La rubrica prende spunto da una bellissima iniziativa dell’Accademia della Crusca che pubblica e commenta ogni giorno, dal primo gennaio 2021, una parola di Dante. Ciò come contributo alle iniziative per commemorare i 700 anni della sua morte avvenuta il 14 settembre de 1321. Parola di Dante fresca di giornata, così han chiamato la loro rubrica .

Io partirò ogni settimana (il sabato appunto) da una delle loro parole per poi trarre qualche considerazione personale da condividere con i lettori di questa pagina.
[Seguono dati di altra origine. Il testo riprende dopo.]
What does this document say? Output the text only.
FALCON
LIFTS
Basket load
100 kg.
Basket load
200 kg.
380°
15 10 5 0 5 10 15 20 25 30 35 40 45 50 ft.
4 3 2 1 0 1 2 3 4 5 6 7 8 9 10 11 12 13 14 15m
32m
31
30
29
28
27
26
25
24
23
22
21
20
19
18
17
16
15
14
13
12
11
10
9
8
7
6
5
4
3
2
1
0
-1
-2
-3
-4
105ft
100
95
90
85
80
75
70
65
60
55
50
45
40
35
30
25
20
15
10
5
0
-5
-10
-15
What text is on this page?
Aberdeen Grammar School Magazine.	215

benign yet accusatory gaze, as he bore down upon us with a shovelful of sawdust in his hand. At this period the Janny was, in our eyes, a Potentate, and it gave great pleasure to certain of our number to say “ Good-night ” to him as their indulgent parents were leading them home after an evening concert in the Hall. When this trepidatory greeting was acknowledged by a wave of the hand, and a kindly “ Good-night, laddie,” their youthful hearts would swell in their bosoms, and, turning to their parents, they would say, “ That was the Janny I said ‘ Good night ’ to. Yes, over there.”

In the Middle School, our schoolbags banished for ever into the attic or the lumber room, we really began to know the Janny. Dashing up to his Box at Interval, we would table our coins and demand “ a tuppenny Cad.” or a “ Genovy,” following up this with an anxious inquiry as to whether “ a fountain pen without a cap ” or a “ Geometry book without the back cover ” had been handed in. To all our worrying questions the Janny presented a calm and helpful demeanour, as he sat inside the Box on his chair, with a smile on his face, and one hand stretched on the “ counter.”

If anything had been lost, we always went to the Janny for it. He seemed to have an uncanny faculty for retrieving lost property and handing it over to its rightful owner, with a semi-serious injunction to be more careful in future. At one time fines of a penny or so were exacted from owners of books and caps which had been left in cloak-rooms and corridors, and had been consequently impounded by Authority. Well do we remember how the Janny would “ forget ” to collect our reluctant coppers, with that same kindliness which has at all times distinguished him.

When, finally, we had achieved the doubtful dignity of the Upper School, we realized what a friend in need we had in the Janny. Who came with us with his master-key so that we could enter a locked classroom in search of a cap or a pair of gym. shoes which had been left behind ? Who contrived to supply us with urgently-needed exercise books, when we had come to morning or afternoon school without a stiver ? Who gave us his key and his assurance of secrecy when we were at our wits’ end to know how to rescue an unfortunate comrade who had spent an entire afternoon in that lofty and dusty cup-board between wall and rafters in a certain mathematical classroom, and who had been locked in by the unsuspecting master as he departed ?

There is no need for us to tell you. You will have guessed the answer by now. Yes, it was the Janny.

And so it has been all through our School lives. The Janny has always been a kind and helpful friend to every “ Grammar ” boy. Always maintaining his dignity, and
Mi sembra un’occasione davvero importante ma allo stesso tempo semplice e alla portata di tutti, per ricordare, rileggere ma anche semplicemente scoprire la grande eredità linguistica lasciata da Dante.

Cominciamo:

 “trasumanar”

 

Trasumanar significar per verba
non si poria; però l’essemplo basti
a cui esperienza grazia serba
(Paradiso, I, 70)

 

Neologismo dantesco per indicare un’esperienza che va oltre l’umano. Dante lo usa per indicare l’avvicinamento a Dio, ma il termine può essere esteso ad ogni condizione che vada al di là dell’esprimibile, dove le parole non bastano più.

Pensateci un attimo com’è davvero bella, originale e al contempo precisa questa parola inventata.